2015-09-02 07:09:26 | 暮らし

今日から米沢市芸術文化協会ステージフェスティバルのリハーサルが始まる。いよいよ、5日の本番に向けて秒読みだ。連日朝から夜までの真剣勝負、ブログを各暇があるかどうか?早速今日は無理無理無理!ってことで、苦しい時の山新頼み、日曜随想8月掲載分でお茶を濁そう。ごめんなさい。

 根っからのパン好きだ。好きが高じてパン職人になった。
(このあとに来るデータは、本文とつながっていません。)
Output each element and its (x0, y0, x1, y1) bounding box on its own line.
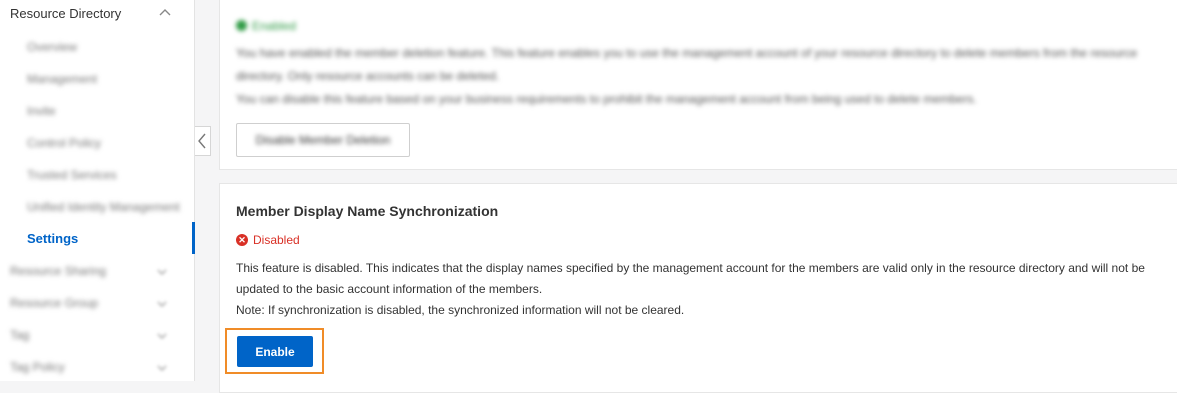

もう40年も前の話しだが、東京で5年間、見習いから始めて窯番、成形、仕込み、最後はスーパーマーケット内の小さなインストアベーカリー(売り場兼工場)を任されるまでになった。いずれは自家製パンが売りのレストランも悪くない、なんて夢抱いたりもしたが、パン屋修行の合間に通ったパン学校の講義が面白く、結局は大学農学部に進んで微生物と食品加工を学び、山形県の農業高校の教師になった。すべてはパンが取り持つ人生模様だ。
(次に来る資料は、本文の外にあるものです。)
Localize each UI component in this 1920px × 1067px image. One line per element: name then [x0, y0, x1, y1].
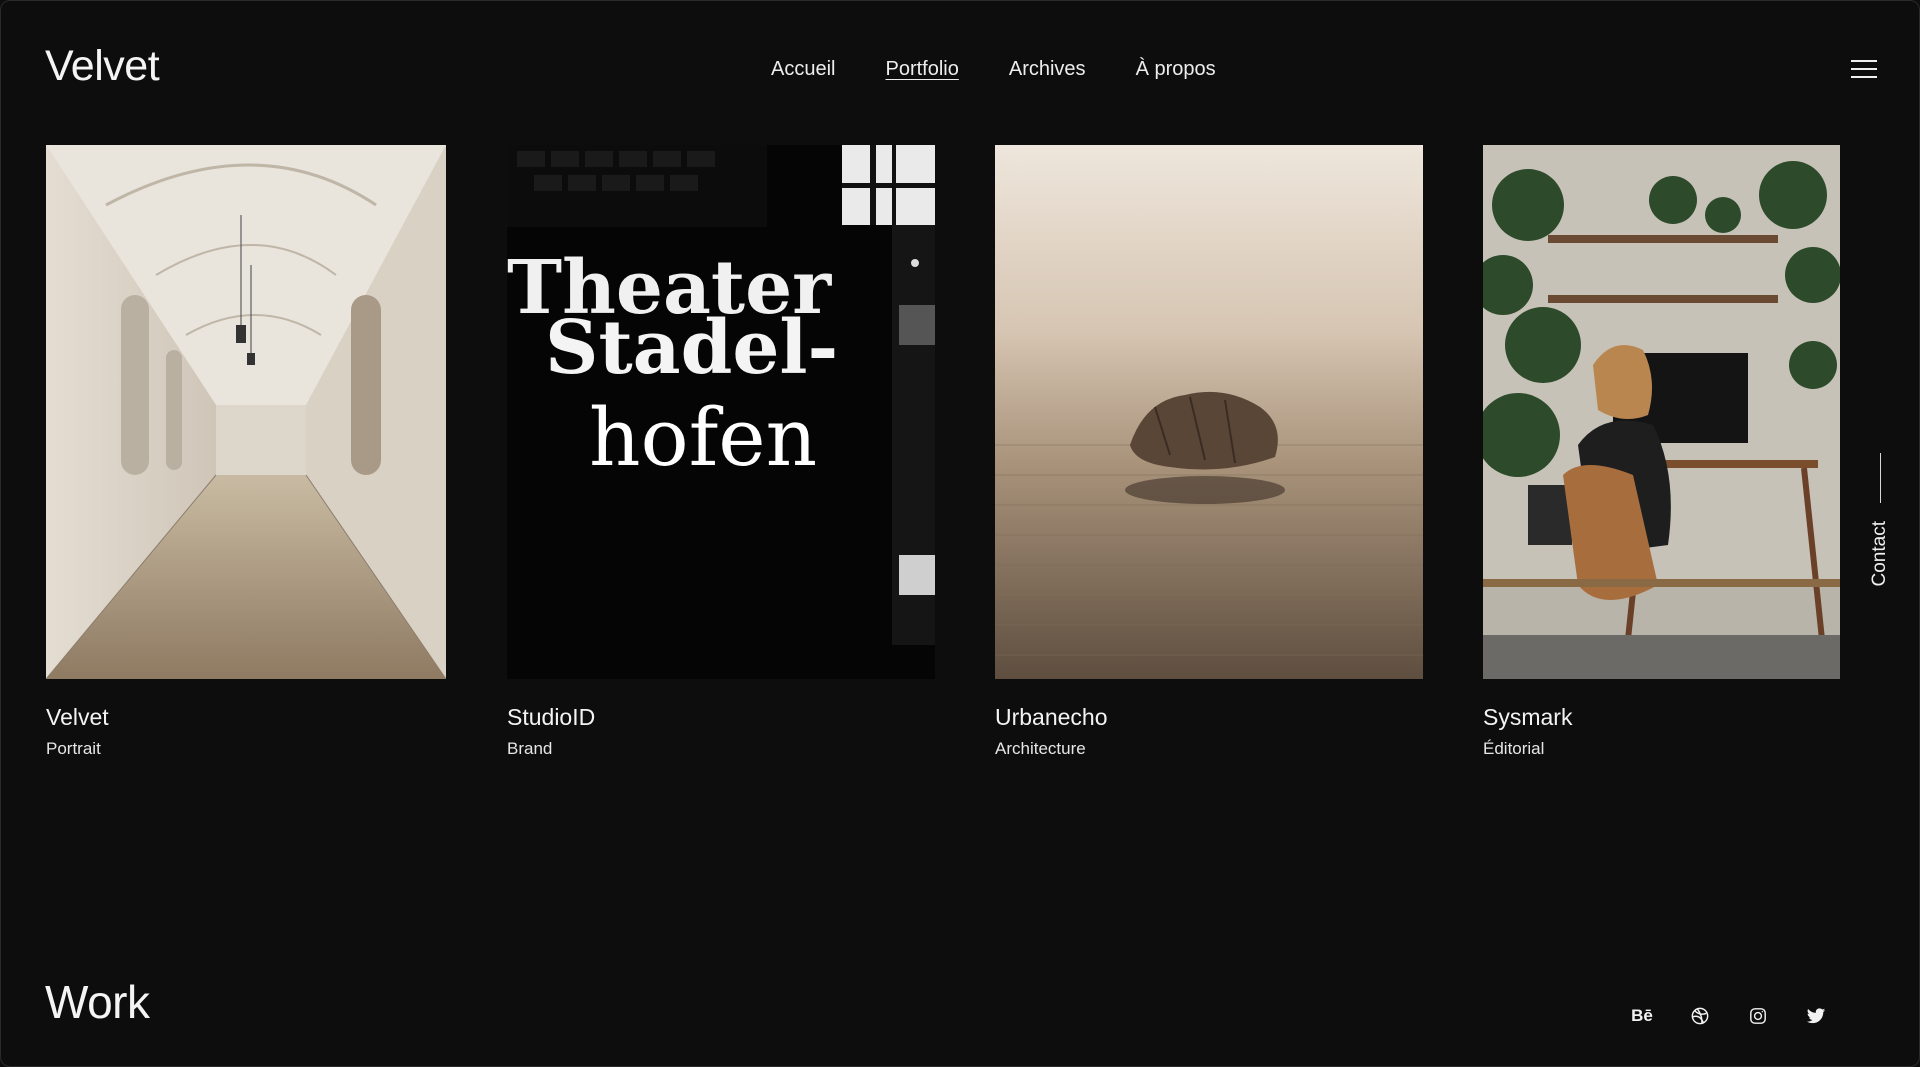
nav-item-accueil[interactable]: Accueil: [771, 59, 835, 79]
project-category: Architecture: [995, 739, 1086, 758]
rock-in-sea-photo[interactable]: [995, 145, 1423, 679]
site-logo[interactable]: Velvet: [45, 45, 160, 88]
behance-icon[interactable]: Bē: [1631, 1005, 1653, 1027]
contact-sidebar: Contact: [1869, 453, 1891, 586]
project-card-velvet[interactable]: Velvet Portrait: [46, 145, 446, 757]
twitter-icon[interactable]: [1805, 1005, 1827, 1027]
poster-text-line-2: Stadel-: [545, 305, 838, 391]
arched-corridor-photo[interactable]: [46, 145, 446, 679]
poster-text-line-3: hofen: [589, 391, 817, 484]
project-title[interactable]: Sysmark: [1483, 706, 1840, 729]
instagram-icon[interactable]: [1747, 1005, 1769, 1027]
project-card-studioid[interactable]: Theater Stadel- hofen StudioID Brand: [507, 145, 935, 757]
page-frame: Velvet Accueil Portfolio Archives À prop…: [0, 0, 1920, 1067]
main-nav: Accueil Portfolio Archives À propos: [771, 59, 1216, 79]
project-title[interactable]: Urbanecho: [995, 706, 1423, 729]
section-title: Work: [45, 976, 150, 1028]
hamburger-icon[interactable]: [1851, 60, 1877, 80]
project-category: Éditorial: [1483, 739, 1545, 758]
contact-divider: [1879, 453, 1881, 503]
project-category: Portrait: [46, 739, 101, 758]
theater-poster-photo[interactable]: Theater Stadel- hofen: [507, 145, 935, 679]
project-title[interactable]: StudioID: [507, 706, 935, 729]
social-links: Bē: [1631, 1005, 1827, 1027]
contact-link[interactable]: Contact: [1869, 521, 1891, 586]
nav-item-portfolio[interactable]: Portfolio: [885, 59, 958, 79]
nav-item-a-propos[interactable]: À propos: [1136, 59, 1216, 79]
project-card-urbanecho[interactable]: Urbanecho Architecture: [995, 145, 1423, 757]
project-category: Brand: [507, 739, 553, 758]
dribbble-icon[interactable]: [1689, 1005, 1711, 1027]
home-office-photo[interactable]: [1483, 145, 1840, 679]
project-card-sysmark[interactable]: Sysmark Éditorial: [1483, 145, 1840, 757]
project-title[interactable]: Velvet: [46, 706, 446, 729]
nav-item-archives[interactable]: Archives: [1009, 59, 1086, 79]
 みんなパンが大好きだ。食品加工の実習ではパン製造は生徒たちの一番人気、バターロール、菓子パン、デニッシュパンと、超高校レベルのパンまで作ったがどれもこれもあっという間に売り切れた。学園祭で生徒と一緒にやった置農パン屋は大人気、加工室前には焼き上がる前から長い行列ができ、販売と同時にお客さんが殺到、奪い合いの口喧嘩にまで発展するほどの人気だった。

 実習で使うのは北海道産の小麦粉。そりゃアメリカ産の方が安いし、よく膨らんで作りやすい。でも、頑張れ日本農業!が旗印の農業高校で使うわけにゃいかんじゃないか。米消費じり貧のご時世に、パン作りなんか教えてどうすんの?なんて、ちょっぴり後ろめたい気持ちもなくはなかった。これ以上パン好き多くなったら、米作りますますヤバイよ。とは言っても、やっぱりパンは魅力だし、大切な食品でもあるわけで、教えないわけにはいかない。ジレンマ抱えつつも、国産小麦粉使用でなんとかバランスをとった製パン実習だった。

 職を退き米作りに本腰を入れてみれば、もはやパンを作る大義名分は失われた。貯蔵庫に山積みになった米を無視してパンに横恋慕でもあるまい。パン食べたい!欲望をぐっと堪える日々が続いた。米粉パンなら、と考えてみたこともあったが、外国小麦のグルテン使うのも業腹なら、自家産米の製粉手数料が馬鹿高いことにも行く手を阻まれて、この計画はおじゃん。まっ、食うものあるんだ、感謝しなくちゃ、と思いなして諦めかけていたら、難問一挙解決の素晴らしい方法が見つかった!

 ごはんパンだ。炊いたごはんを小麦粉に混ぜてこね、発酵させて焼く。米100%でないのがちょっと残念だが、国内産小麦粉と混ぜて焼けば、パンを食べつつ米の消費にもつながる。いやいや、食べ物は頭で食うもんじゃないぞ。味だ、問題は。これがなんと、思いがけずの美味しさなのだ。ふっくらもっちりとして、パンとケーキの間のような食感に、米と小麦の薫りが一つになって香ばしいことこの上ない。一気に虜になってしまった。毎週のように、生地をこね様々なパンを焼いては楽しんでいる。食パンはもちろん、菓子パンやブリオッシュ、デニッシュペストリーにも挑戦し手作りレパートリーはますます広がっている。もち米を加えるとさらにふっくらすることなど、コツのコツも掌中に収め、ユニット棚を利用した発酵室まで作り上げるという熱の入れようだ。今では、知人に頼まれて焼いたり、講習会を開いたりと、微力ながらごはんパンの知名度アップを画策している。

8月3日には、南陽市の子どもたちと菓子パンを作った。米沢平野土地改良区が主催する「水とくらしの歴史発見」という、農業水利を子どもたちに知ってもらうプログラムの一環だ。自分たちでこね上げた生地がぐいぐいと膨らみ、いろんな形に焼き上がる。自分の手でパンが焼けた!という感動に、ごはんもパンになるんだぁ!という新しい発見が加わる。大切なお米、ごはんはパンになっても美味しいよ!子どもたちの輝く笑顔。ごはんパン、大きな可能性を秘め、瑞穂の国の新しい魅力、誕生だ!